Azerbaijani and Armenian foreign ministers agreed to expedite negotiation talks in a meeting in Washington, the U.S. State Department said Tuesday
"The foreign ministers agreed to expedite their negotiations," State Department spokesman Ned Price said of Monday's talks between Armenian Foreign Minister Ararat Mirzoyan and Azerbaijani Foreign Minister Jeyhun Bayramov.
"Yesterday was positive in that the two sides met, they surfaced many of their areas of disagreement, at the end of the day they were able to agree on a joint statement. They were able to agree to continue meeting, engaging in direct dialogue and diplomacy in the weeks that follow."
The conflict between Armenia and Azerbaijan is linked to decades-old hostilities over control of the Nagorno-Karabakh region, internationally recognized as part of Azerbaijan but until 2020 largely controlled by the majority ethnic Armenian population.
In September, at least 286 people were killed on both sides before a U.S.-brokered truce ended the worst clashes since 2020 when simmering tensions escalated into all-out war.
It claimed more than 6,500 lives in six weeks before a Russian-brokered cease-fire saw Armenia cede swathes of territory it had controlled for decades.
Last month, Azerbaijani, Armenian and Russian leaders agreed on a joint statement to continue to work on the normalization of ties between Baku and Yerevan, following a trilateral summit in the Russian resort town of Sochi.

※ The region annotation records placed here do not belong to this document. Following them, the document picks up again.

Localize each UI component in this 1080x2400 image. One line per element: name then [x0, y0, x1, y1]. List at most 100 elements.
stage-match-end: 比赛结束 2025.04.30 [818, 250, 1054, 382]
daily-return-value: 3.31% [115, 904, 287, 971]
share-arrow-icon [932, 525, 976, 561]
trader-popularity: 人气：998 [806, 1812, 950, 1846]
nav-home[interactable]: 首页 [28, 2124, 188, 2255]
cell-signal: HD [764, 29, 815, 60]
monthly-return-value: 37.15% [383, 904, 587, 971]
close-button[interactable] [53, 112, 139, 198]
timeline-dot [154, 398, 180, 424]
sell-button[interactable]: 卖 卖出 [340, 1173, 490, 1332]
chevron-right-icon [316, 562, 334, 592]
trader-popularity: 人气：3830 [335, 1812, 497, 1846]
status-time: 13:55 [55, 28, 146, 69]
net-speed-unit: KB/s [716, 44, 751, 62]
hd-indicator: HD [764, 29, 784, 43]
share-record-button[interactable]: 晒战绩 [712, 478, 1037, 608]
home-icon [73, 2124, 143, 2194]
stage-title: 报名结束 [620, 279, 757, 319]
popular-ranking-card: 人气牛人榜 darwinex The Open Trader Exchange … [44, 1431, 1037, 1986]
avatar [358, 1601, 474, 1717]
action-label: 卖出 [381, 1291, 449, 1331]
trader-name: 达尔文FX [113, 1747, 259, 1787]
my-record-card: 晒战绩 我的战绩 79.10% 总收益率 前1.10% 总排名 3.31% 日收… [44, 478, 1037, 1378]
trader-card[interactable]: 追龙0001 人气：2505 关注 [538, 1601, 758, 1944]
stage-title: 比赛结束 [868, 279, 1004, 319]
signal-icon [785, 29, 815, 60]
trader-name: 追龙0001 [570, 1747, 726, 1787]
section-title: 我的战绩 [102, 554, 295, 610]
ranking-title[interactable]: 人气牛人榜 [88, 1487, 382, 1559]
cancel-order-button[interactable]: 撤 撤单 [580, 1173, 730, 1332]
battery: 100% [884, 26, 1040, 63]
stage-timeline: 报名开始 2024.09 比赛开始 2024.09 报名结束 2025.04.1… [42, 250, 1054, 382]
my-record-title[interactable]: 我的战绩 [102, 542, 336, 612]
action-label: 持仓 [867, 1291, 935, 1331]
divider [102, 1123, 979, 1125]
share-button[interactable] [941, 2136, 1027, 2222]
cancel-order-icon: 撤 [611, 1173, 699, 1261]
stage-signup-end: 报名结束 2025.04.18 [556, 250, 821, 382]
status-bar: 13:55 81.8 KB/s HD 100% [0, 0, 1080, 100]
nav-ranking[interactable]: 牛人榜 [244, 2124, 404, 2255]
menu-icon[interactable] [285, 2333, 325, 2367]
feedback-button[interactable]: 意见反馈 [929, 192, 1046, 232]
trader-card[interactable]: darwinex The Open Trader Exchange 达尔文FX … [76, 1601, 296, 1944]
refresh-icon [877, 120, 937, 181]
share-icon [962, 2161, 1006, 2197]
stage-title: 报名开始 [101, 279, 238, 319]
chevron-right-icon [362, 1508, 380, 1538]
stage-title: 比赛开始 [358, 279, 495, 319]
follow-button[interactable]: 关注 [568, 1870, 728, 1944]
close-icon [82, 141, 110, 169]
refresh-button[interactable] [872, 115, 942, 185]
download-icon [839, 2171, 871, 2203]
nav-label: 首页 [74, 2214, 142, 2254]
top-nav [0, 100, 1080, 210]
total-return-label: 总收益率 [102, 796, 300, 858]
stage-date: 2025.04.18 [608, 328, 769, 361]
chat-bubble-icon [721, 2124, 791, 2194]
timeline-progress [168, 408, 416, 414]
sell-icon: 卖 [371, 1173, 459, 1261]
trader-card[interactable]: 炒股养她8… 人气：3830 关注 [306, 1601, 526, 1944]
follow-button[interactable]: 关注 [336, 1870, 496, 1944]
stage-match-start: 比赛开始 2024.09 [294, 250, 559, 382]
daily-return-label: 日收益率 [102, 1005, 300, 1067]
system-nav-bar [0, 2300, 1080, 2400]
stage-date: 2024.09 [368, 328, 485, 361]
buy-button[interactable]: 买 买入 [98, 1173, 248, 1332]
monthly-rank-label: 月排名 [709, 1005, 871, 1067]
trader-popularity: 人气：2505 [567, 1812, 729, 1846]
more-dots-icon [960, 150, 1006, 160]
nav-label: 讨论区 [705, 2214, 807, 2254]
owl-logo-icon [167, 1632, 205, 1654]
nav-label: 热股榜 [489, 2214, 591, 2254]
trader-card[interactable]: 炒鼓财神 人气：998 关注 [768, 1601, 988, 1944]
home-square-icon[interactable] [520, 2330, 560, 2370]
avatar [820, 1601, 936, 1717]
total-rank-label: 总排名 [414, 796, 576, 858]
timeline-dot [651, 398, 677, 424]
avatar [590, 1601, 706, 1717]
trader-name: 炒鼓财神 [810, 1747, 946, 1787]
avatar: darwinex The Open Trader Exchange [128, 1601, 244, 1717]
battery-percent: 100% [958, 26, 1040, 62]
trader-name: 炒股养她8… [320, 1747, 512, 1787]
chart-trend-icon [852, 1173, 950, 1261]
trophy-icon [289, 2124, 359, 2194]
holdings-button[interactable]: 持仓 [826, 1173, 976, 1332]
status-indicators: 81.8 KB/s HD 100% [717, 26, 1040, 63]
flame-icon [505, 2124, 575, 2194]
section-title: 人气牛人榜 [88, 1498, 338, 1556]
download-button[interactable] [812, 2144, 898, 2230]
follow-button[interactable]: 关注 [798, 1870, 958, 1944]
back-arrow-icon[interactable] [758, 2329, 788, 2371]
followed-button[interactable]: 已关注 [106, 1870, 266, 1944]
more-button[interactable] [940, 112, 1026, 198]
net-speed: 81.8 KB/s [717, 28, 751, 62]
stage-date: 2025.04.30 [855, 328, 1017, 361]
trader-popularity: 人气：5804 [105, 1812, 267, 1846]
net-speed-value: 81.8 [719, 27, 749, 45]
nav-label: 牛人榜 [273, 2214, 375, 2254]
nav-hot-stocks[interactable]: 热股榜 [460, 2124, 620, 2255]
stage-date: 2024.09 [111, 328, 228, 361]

With Moscow increasingly isolated on the world stage following its February offensive on Ukraine, the U.S. and the EU have taken a leading role in mediating the Armenia-Azerbaijan peace talks.
EU chief Charles Michel and French President Emmanuel Macron hosted talks between Pashinian and Aliyev in Brussels in August.
Following a slew of diplomatic efforts from Brussels and Washington, Armenian and Azerbaijani foreign ministers met on Oct. 3 in Geneva to begin drafting the text of a future peace treaty.
Russia and EU leaders have traded criticism of their respective mediation efforts in the Karabakh conflict, with Moscow and Paris, in particular, exchanging jabs this month.
Putin recently dismissed a comment by Macron who said that Moscow was "destabilizing" a peace process between the two countries.
Moscow has traditionally acted as a middleman between the two countries, which were both part of the Soviet Union.